Algunas personas, como nos recuerda Whitaker, oscilan ahí entre el miedo extremo a “ser engullidos” por una intimidad intimidante -ante la cual sólo saben poner distancia-, y la búsqueda de una fusión simbiótica, en la que la cercanía deviene dependencia o sometimiento, cuando no anulación. La intimidad, sin embargo, es una cuestión de grado, no de blancos y negros. Se puede vivir entre ambos extremos con abierta y relajada comodidad. Hay momentos en el ciclo de la vida del individuo en los cuales se hace más presente la cercanía, en otros la distancia. La intimidad tiene grados, difíciles de cuantificar. No hay aparatos que la midan, pero hay conductas que muestran hasta qué punto nos arrojamos a ella sin temor o la rehuimos con defensiva ansiedad.
Todos los seres humanos queremos la pertenencia, pues somos animales amorosos y relacionales., aunque haya algunos para quienes la mera sospecha de una cercanía excesiva les resulte abrumadora y terrible. Necesitamos hundirnos hasta la raíces de varias generaciones, aunque sólo sea para descubrir la ilusión que habita tras la creencia de que es posible vivir desenraizado.
Comenzamos a conocer la intimidad en una etapa en que aún estamos más allá del conocimiento, durante la relación fusional de la madre con el bebé, modelo y medida de toda otra intimidad. Los aspectos terribles de esta relación, cuando la madre, por ejemplo, no es sensible a las necesidades del neonato, ya por exceso de celo, ya por defecto, ausencia o negligencia, serán el modelo sobre el cual se proyectarán el resto de nuestras relaciones de intimidad. Y también el fondo sobre el que percibiremos la figura de la angustia con que dicha intimidad puede ser vivida a veces por el sujeto a niveles no verbales, pre-verbales o, si se quiere, inconscientes.
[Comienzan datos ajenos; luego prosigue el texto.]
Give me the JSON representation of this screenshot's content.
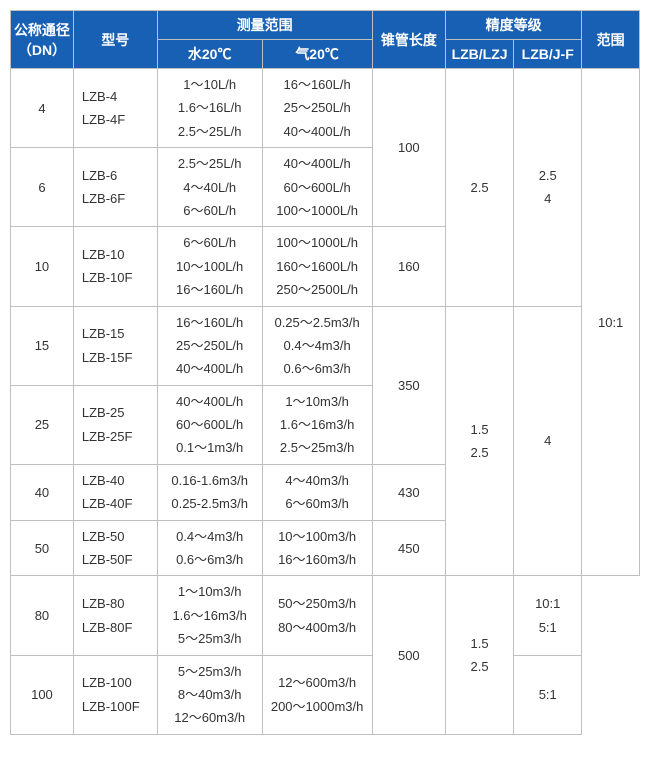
{
  "header": {
    "dn": "公称通径（DN）",
    "model": "型号",
    "measure": "测量范围",
    "water": "水20℃",
    "air": "气20℃",
    "tube_len": "锥管长度",
    "accuracy": "精度等级",
    "acc1": "LZB/LZJ",
    "acc2": "LZB/J-F",
    "range": "范围"
  },
  "rows": {
    "r4": {
      "dn": "4",
      "model": "LZB-4\nLZB-4F",
      "water": "1～10L/h\n1.6～16L/h\n2.5～25L/h",
      "air": "16～160L/h\n25～250L/h\n40～400L/h"
    },
    "r6": {
      "dn": "6",
      "model": "LZB-6\nLZB-6F",
      "water": "2.5～25L/h\n4～40L/h\n6～60L/h",
      "air": "40～400L/h\n60～600L/h\n100～1000L/h"
    },
    "r10": {
      "dn": "10",
      "model": "LZB-10\nLZB-10F",
      "water": "6～60L/h\n10～100L/h\n16～160L/h",
      "air": "100～1000L/h\n160～1600L/h\n250～2500L/h"
    },
    "r15": {
      "dn": "15",
      "model": "LZB-15\nLZB-15F",
      "water": "16～160L/h\n25～250L/h\n40～400L/h",
      "air": "0.25～2.5m3/h\n0.4～4m3/h\n0.6～6m3/h"
    },
    "r25": {
      "dn": "25",
      "model": "LZB-25\nLZB-25F",
      "water": "40～400L/h\n60～600L/h\n0.1～1m3/h",
      "air": "1～10m3/h\n1.6～16m3/h\n2.5～25m3/h"
    },
    "r40": {
      "dn": "40",
      "model": "LZB-40\nLZB-40F",
      "water": "0.16-1.6m3/h\n0.25-2.5m3/h",
      "air": "4～40m3/h\n6～60m3/h"
    },
    "r50": {
      "dn": "50",
      "model": "LZB-50\nLZB-50F",
      "water": "0.4～4m3/h\n0.6～6m3/h",
      "air": "10～100m3/h\n16～160m3/h"
    },
    "r80": {
      "dn": "80",
      "model": "LZB-80\nLZB-80F",
      "water": "1～10m3/h\n1.6～16m3/h\n5～25m3/h",
      "air": "50～250m3/h\n80～400m3/h"
    },
    "r100": {
      "dn": "100",
      "model": "LZB-100\nLZB-100F",
      "water": "5～25m3/h\n8～40m3/h\n12～60m3/h",
      "air": "12～600m3/h\n200～1000m3/h"
    }
  },
  "merges": {
    "len_4_6": "100",
    "len_10": "160",
    "len_15_25": "350",
    "len_40": "430",
    "len_50": "450",
    "len_80_100": "500",
    "acc1_top": "2.5",
    "acc1_mid": "1.5\n2.5",
    "acc1_bot": "1.5\n2.5",
    "acc2_top": "2.5\n4",
    "acc2_mid": "4",
    "range_main": "10:1",
    "range_80": "10:1\n5:1",
    "range_100": "5:1"
  },
  "style": {
    "header_bg": "#1760b3",
    "header_fg": "#ffffff",
    "border": "#bfbfbf",
    "body_bg": "#ffffff",
    "font": "Microsoft YaHei"
  }
}
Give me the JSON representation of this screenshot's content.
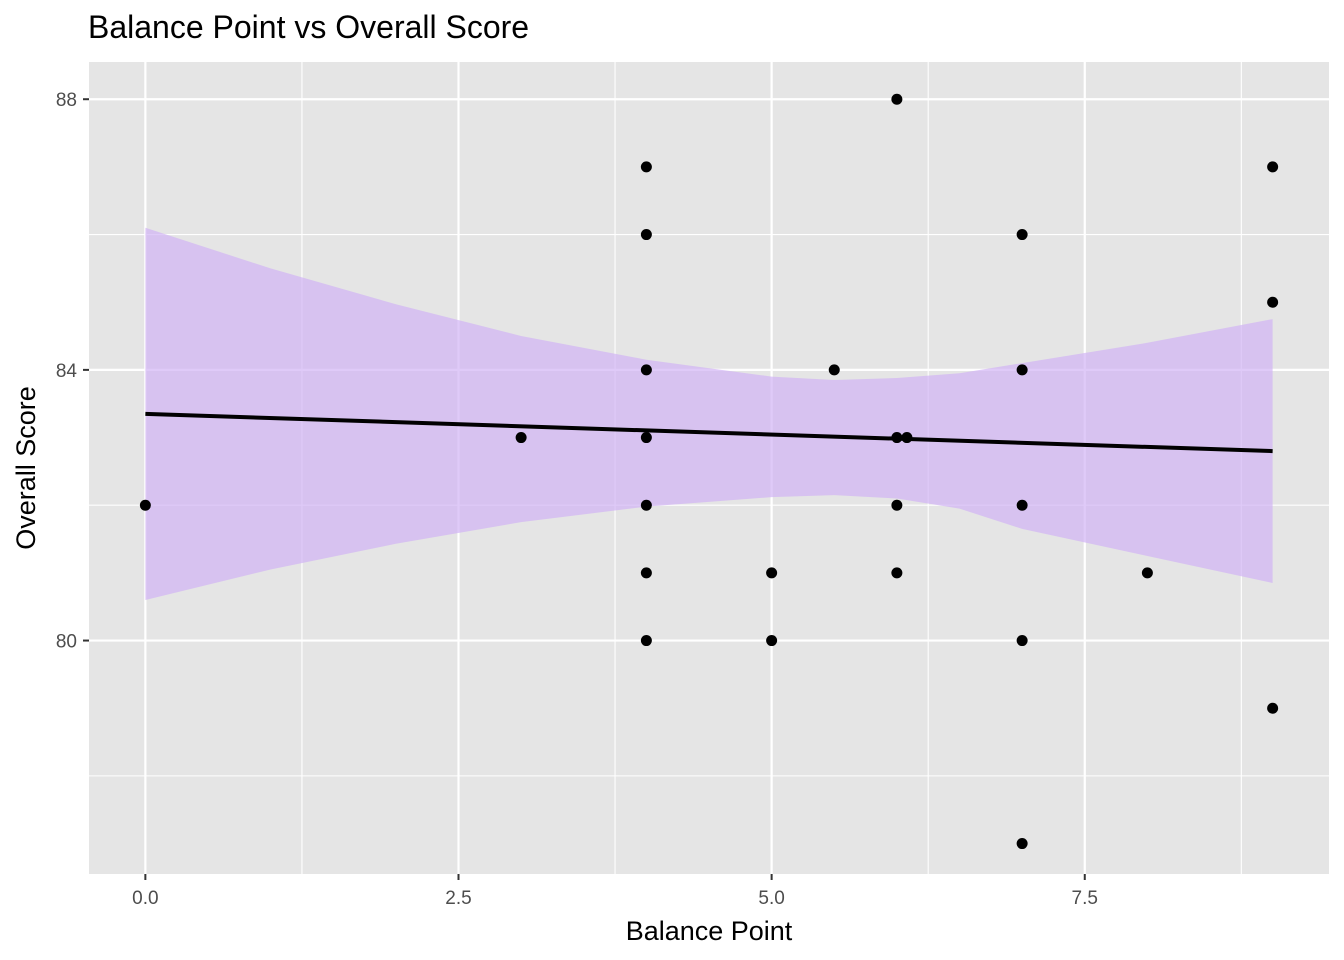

Ante la intimidad, el individuo puede mostrarse reacio y manifestar una conducta evitativa o aislacionista, retráctil -el esquizofrénico es un ejemplo de este horizonte vital desolado, aislado, único-, o bien expansivo, con esa expansividad que a la vez diferencia e individualiza a la persona. Al ser con vosotros soy más yo. Quien se encierra en sí mismo lo hace como defensa ante la posibilidad siempre temida de perderse en los otros, tanto más cuanto más significativos e importantes sean aquellos para él. Prescindo de todos para seguir siendo, me aíslo para existir, me alejo porque mi fragilidad no resistiría el embate ni las exigencias, reales o imaginarias, que me hacen los demás.
La vida psíquica, recuerda Whitaker, no es algo aislado, que suceda en un nivel interno, oscuro, inaccesible; sino algo relacional. La locura es un acontecimiento bipersonal, como lo son el suicidio, el amor y la muerte. Quedémonos de momento con esta idea, que es más que una idea.
En otro momento, ocasión habrá de explorar los otros temas universales.